Barr explored several of the consequences of “this moral upheaval,” highlighting its effect on all parts of society.

“Along with the wreckage of the family, we are seeing record levels of depression and mental illness, dispirited young people, soaring suicide rates, increasing numbers of angry and alienated young males, an increase in senseless violence, and a deadly drug epidemic,” he said.

“Over 70,000 people die a year from drug overdoses,” he said. “But I won’t dwell on the bitter results of the new secular age. Suffice it to say that the campaign to destroy the traditional moral order has coincided, and, as I believe, has brought with it, immense suffering and misery.”

Barr said religion has come under increasing attack over the past 50 years, underscoring how secularists are using society’s institutions to systematically destroy religion and stifle opposing views.

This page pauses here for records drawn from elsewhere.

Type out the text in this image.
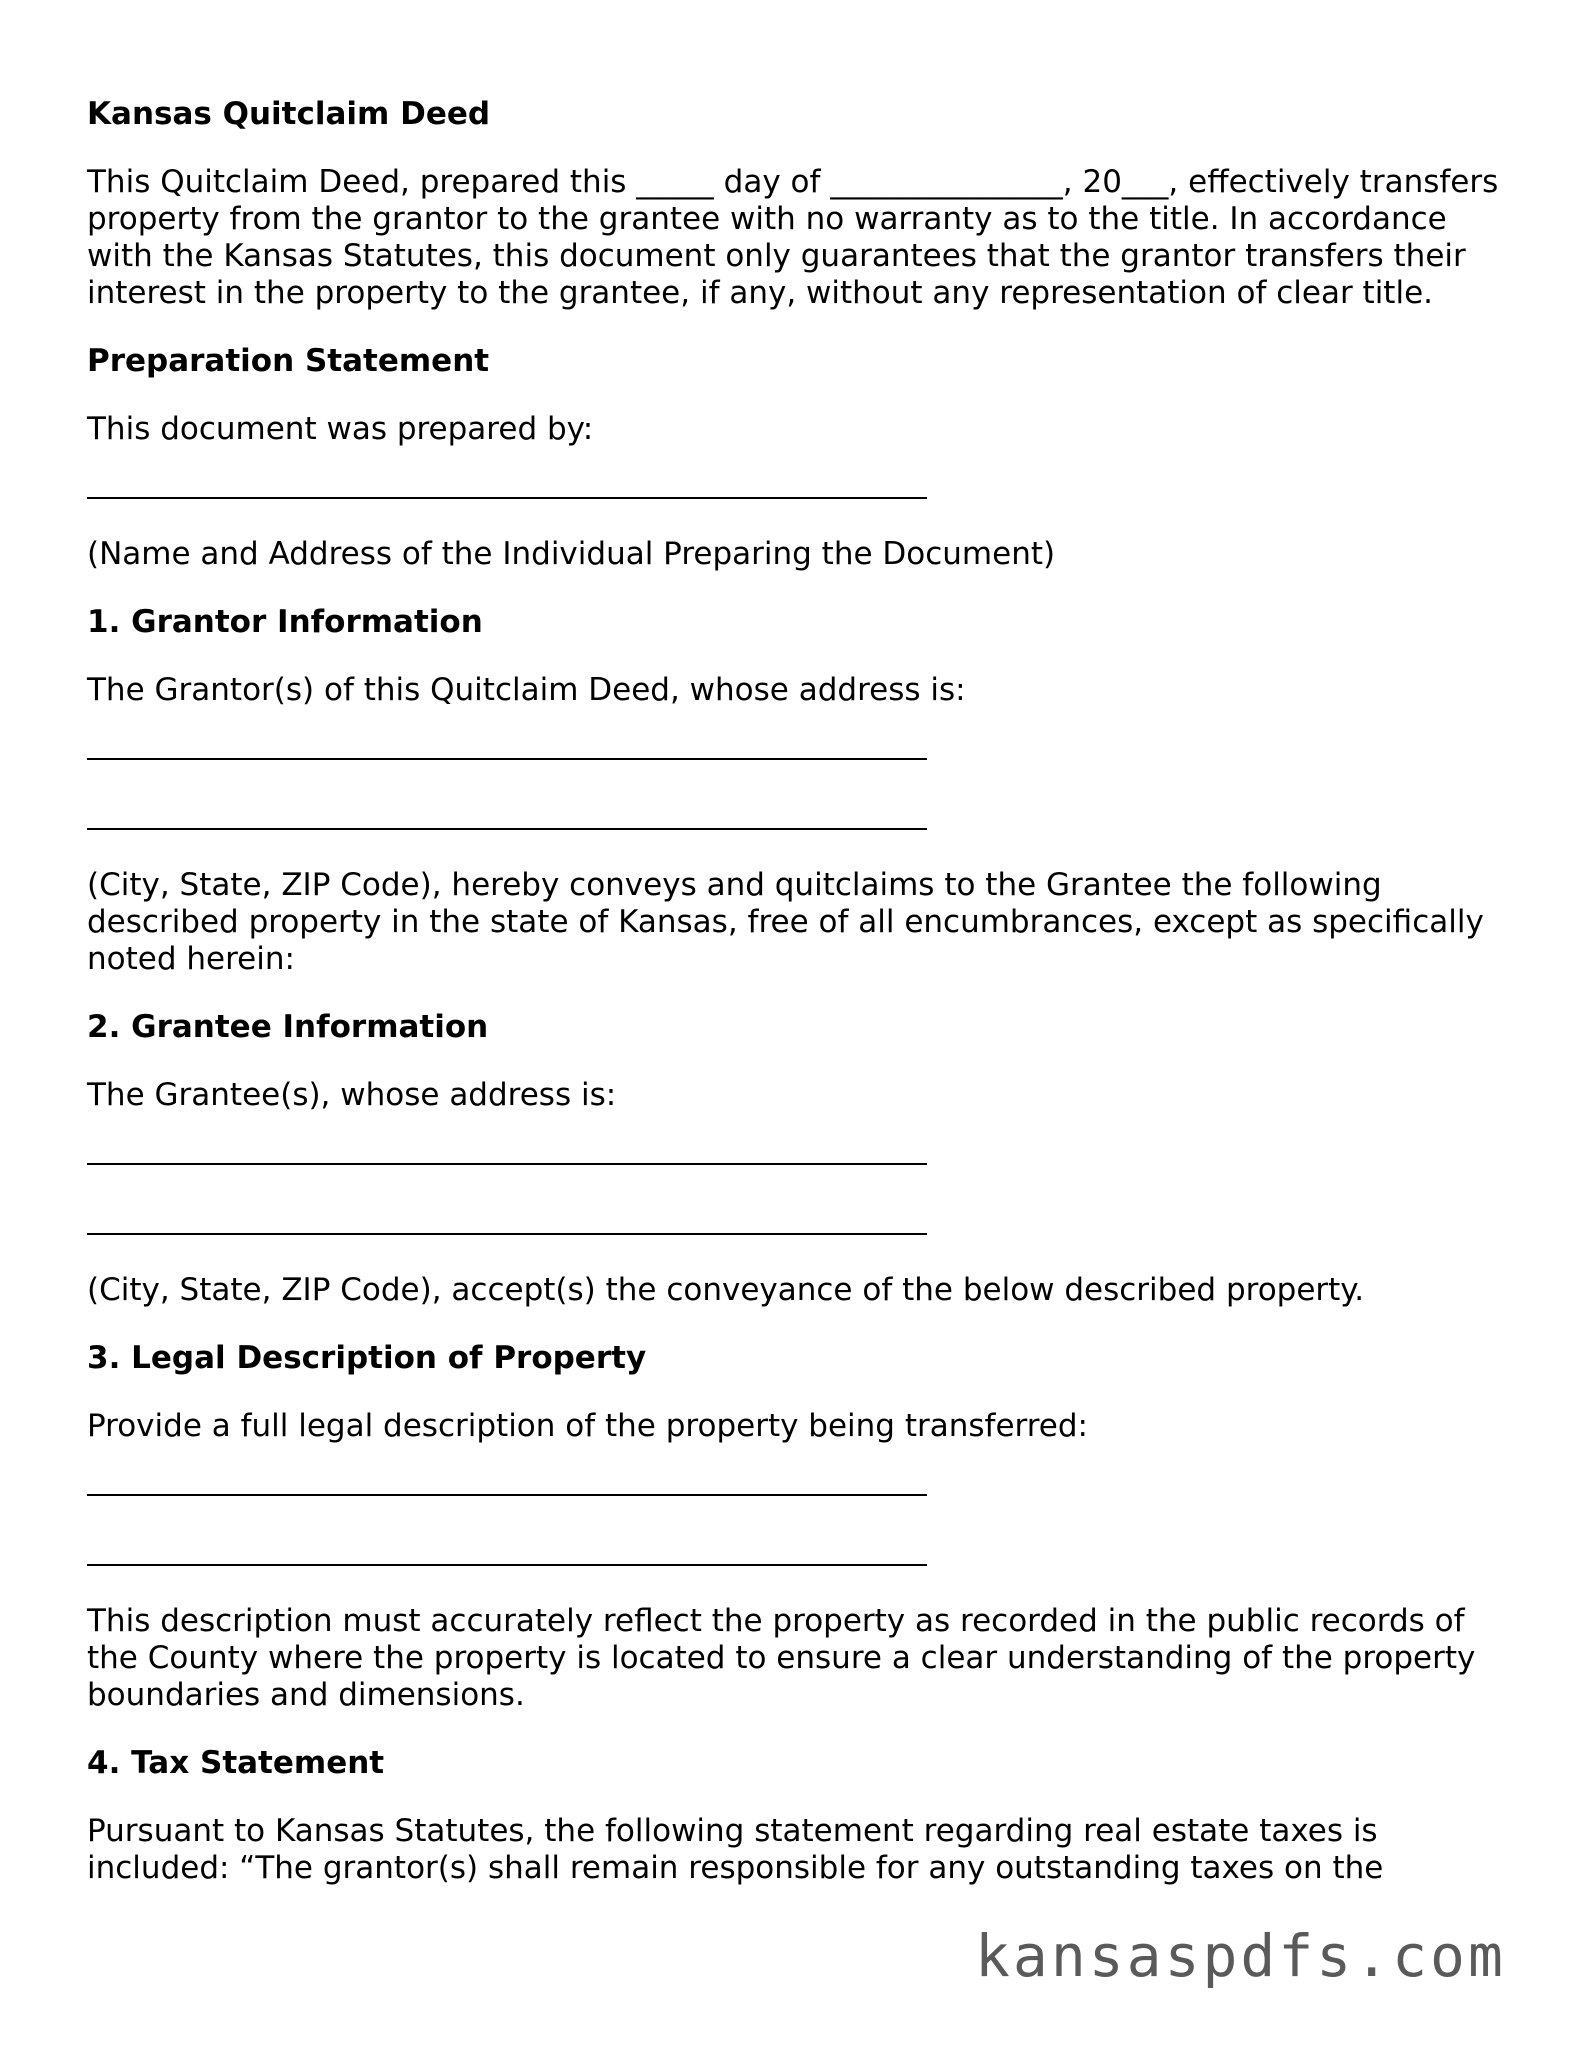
Kansas Quitclaim Deed

This Quitclaim Deed, prepared this _____ day of _______________, 20___, effectively transfers property from the grantor to the grantee with no warranty as to the title. In accordance with the Kansas Statutes, this document only guarantees that the grantor transfers their interest in the property to the grantee, if any, without any representation of clear title.

Preparation Statement

This document was prepared by:

(Name and Address of the Individual Preparing the Document)

1. Grantor Information

The Grantor(s) of this Quitclaim Deed, whose address is:

(City, State, ZIP Code), hereby conveys and quitclaims to the Grantee the following described property in the state of Kansas, free of all encumbrances, except as specifically noted herein:

2. Grantee Information

The Grantee(s), whose address is:

(City, State, ZIP Code), accept(s) the conveyance of the below described property.

3. Legal Description of Property

Provide a full legal description of the property being transferred:

This description must accurately reflect the property as recorded in the public records of the County where the property is located to ensure a clear understanding of the property boundaries and dimensions.

4. Tax Statement

Pursuant to Kansas Statutes, the following statement regarding real estate taxes is included: “The grantor(s) shall remain responsible for any outstanding taxes on the

kansaspdfs.com
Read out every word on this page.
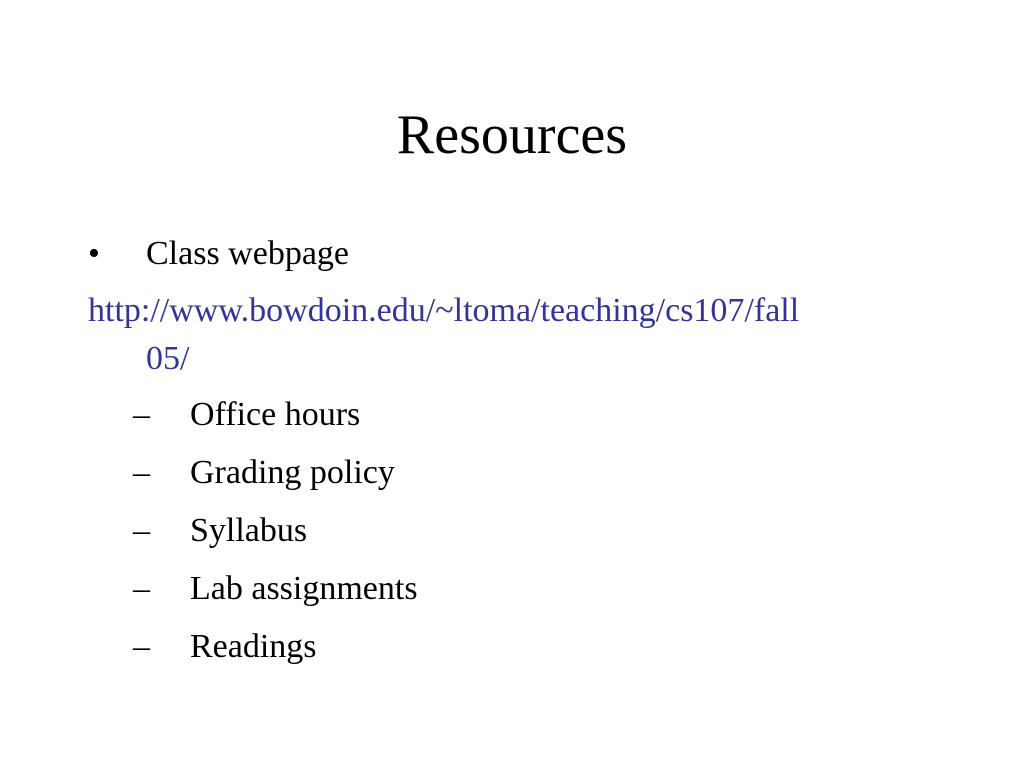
Resources
• Class webpage
http://www.bowdoin.edu/~ltoma/teaching/cs107/fall
05/
– Office hours
– Grading policy
– Syllabus
– Lab assignments
– Readings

“Secularists and their allies have marshaled all the forces of mass communication, popular culture, the entertainment industry, and academia in an unremitting assault on religion and traditional values. These instruments are used not only to affirmatively promote secular orthodoxy but also to drown out and silence opposing voices,” he said.

He said that people are moving away from “micro-morality” observed by Christians, a system of morality that seeks to transform the world by focusing on their own personal morality and transformation. Instead, he said the modern secularists are pushing a “macromorality,” which focuses on political causes and collective actions to address social problems.

“In the past, when societies are threatened by moral chaos, the overall social cost of licentiousness and irresponsible personal conduct become so high that society ultimately recoils and reevaluates the path it is on,” Barr said.

“But today, in the face of all the increasing pathologies, instead of addressing the underlying cause, we have cast the state in the role as the alleviator of bad consequences. We call on the state to mitigate the social costs of personal conduct and irresponsibility. So the reaction to growing illegitimacy is not sexual responsibility but abortion; the reaction to drug addiction is safe injection sites.”

“The call comes for more and more social programs to deal with this wreckage, and while we think we are resolving problems, we [actually] are underwriting them.”

He also pointed out how the law has been used to “break down traditional moral values and establish moral relativism as the new orthodoxy,” giving the example of how laws have been used to aggressively force religious people and entities to subscribe to practices and policies that are antithetical to their faith.

“The forces of secularism have been continually seeking to eliminate the laws that reflect traditional moral norms,” he said.

Barr also highlighted the role of religion in society, saying it promotes moral discipline while it influences people’s conduct.

“Religion also helps promote moral discipline in society. We’re all fallen. We don’t automatically conform our conduct to moral rules, even when we know that they’re good for us. But religion helps teach, train, and habituate people to want what’s good,” he said.

“It doesn’t do this primarily by formal laws—that is, by coercive power—it does this through moral education and by framing society’s informal rules—the customs and traditions which reflect the wisdom and experience of the ages. In other words, religion helps frame a moral culture within society that instills and reinforces moral discipline.”